Enhancing Quality for VVC Compressed Videos with Omniscient Quality Enhancement Model
Xiem HoangVan, Hieu Bui Minh, Sang NguyenQuang, Wen-Hsiao Peng
TL;DR
The paper addresses the challenge of maintaining high perceptual quality in VVC (H.266) video by extending the Omniscient Video Quality Enhancement (OVQE) framework to VVC (OVQE_VVC). The approach leverages omni-frequency and spatiotemporal information within an end-to-end learning model integrated at the VVC decoder, achieving $0.74$–$1.2$ dB PSNR gains and about $19.6\%$ bitrate savings, with BD-Rate improvements up to $-29.69\%$ over STD_VVC. Experimental results on 13 CTC sequences demonstrate that OVQE_VVC outperforms relevant QE baselines like MFQE 2.0 and STDF. The work signifies a practical path to enhancing decoded video quality and compression efficiency for modern codecs, and points to further multi-rate OVQE optimizations as future work.
Abstract
The latest video coding standard H.266/VVC has shown its great improvement in terms of compression performance when compared to its predecessor HEVC standard.

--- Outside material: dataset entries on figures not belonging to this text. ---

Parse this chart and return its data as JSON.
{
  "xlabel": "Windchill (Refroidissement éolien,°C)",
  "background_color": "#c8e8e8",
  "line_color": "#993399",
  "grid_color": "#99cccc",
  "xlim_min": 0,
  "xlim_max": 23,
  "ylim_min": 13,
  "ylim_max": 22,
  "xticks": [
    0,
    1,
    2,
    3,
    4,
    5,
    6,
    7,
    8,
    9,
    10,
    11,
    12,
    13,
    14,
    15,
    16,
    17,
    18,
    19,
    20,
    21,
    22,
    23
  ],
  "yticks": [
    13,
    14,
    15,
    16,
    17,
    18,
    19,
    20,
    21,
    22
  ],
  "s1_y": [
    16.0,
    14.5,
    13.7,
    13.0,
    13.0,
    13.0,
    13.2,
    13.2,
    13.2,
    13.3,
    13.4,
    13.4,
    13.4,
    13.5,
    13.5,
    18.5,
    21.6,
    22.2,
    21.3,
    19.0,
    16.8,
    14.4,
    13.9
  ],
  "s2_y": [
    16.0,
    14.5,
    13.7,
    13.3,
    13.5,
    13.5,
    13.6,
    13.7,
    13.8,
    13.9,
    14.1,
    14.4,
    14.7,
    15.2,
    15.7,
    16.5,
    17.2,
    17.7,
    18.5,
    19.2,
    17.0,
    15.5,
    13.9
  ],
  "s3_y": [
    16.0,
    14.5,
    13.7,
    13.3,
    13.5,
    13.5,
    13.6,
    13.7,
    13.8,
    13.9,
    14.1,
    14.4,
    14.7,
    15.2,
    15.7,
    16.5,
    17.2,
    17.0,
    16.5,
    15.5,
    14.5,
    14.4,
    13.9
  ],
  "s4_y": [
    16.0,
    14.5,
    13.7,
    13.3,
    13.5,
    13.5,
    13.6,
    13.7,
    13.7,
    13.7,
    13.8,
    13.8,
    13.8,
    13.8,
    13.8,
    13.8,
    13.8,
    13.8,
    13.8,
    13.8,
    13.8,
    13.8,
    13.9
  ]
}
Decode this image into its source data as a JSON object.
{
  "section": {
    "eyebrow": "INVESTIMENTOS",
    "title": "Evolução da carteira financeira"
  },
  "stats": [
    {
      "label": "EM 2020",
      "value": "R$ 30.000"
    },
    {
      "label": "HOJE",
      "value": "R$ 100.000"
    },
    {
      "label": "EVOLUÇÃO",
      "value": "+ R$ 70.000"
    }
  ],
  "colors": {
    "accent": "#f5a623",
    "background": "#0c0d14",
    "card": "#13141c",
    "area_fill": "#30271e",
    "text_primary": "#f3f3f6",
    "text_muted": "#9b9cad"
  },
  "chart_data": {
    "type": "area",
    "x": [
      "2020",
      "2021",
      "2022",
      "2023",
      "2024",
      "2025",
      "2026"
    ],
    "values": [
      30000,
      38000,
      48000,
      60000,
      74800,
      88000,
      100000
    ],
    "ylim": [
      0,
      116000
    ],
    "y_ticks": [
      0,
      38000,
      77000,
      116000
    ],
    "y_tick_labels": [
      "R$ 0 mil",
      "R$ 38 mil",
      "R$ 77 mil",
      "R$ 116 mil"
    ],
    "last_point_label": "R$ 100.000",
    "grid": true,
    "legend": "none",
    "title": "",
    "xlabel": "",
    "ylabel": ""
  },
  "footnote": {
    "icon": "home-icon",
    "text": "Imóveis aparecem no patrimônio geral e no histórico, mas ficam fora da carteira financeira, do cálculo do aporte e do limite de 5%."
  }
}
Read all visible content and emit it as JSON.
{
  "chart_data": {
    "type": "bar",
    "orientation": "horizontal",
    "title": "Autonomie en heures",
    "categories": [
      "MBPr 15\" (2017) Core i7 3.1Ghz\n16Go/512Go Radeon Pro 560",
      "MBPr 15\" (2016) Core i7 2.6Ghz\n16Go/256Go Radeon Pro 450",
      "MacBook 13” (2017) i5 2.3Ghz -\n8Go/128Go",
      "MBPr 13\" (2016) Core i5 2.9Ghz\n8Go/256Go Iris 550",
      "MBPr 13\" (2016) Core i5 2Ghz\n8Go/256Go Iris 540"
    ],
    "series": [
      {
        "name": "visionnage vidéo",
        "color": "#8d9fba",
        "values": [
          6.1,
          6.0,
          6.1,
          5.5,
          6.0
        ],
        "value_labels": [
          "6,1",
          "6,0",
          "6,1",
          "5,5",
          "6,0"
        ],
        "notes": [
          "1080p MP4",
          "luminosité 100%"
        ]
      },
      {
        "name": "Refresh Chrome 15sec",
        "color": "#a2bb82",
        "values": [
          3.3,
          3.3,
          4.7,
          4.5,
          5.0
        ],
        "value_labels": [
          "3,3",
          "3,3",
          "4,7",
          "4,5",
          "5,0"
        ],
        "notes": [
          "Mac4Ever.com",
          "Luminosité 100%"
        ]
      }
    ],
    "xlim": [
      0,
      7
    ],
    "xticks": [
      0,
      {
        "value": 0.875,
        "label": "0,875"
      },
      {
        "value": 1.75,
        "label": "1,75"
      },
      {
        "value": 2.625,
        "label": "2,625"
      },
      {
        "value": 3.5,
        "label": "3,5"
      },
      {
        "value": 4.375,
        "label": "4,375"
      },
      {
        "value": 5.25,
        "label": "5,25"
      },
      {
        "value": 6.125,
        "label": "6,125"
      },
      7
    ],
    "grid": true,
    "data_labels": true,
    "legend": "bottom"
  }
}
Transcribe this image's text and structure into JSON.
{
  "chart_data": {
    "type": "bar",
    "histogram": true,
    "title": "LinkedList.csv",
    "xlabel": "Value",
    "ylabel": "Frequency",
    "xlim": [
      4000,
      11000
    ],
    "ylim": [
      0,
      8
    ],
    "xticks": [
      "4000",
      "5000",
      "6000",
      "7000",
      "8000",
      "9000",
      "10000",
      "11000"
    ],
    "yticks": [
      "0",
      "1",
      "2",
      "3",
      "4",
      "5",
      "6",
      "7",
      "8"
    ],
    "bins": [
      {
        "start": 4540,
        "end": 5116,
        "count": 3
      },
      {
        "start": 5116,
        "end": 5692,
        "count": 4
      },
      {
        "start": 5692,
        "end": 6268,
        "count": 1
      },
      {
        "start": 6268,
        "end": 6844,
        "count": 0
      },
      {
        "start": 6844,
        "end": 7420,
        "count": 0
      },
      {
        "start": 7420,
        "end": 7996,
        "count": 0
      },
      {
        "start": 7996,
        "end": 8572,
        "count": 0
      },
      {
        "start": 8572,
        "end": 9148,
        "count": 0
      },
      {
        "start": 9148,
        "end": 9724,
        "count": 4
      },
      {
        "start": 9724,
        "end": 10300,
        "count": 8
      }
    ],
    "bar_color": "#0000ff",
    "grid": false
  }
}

Though VVC was implemented with many advanced techniques, it still met the same challenges as its predecessor due to the need for even higher perceptual quality demand at the decoder side as well as the compression performance at the encoder side. The advancement of Artificial Intelligence (AI) technology, notably the deep learning-based video quality enhancement methods, was shown to be a promising approach to improving the perceptual quality experience. In this paper, we propose a novel Omniscient video quality enhancement Network for VVC compressed Videos. The Omniscient Network for compressed video quality enhancement was originally designed for HEVC compressed videos in which not only the spatial-temporal features but also cross-frequencies information were employed to augment the visual quality. Inspired by this work, we propose a modification of the OVQE model and integrate it into the lasted STD-VVC (Standard Versatile Video Coding) decoder architecture. As assessed in a rich set of test conditions, the proposed OVQE-VVC solution is able to achieve significant PSNR improvement, notably around 0.74 dB and up to 1.2 dB with respect to the original STD-VVC codec. This also corresponds to around 19.6% of bitrate saving while keeping a similar quality observation.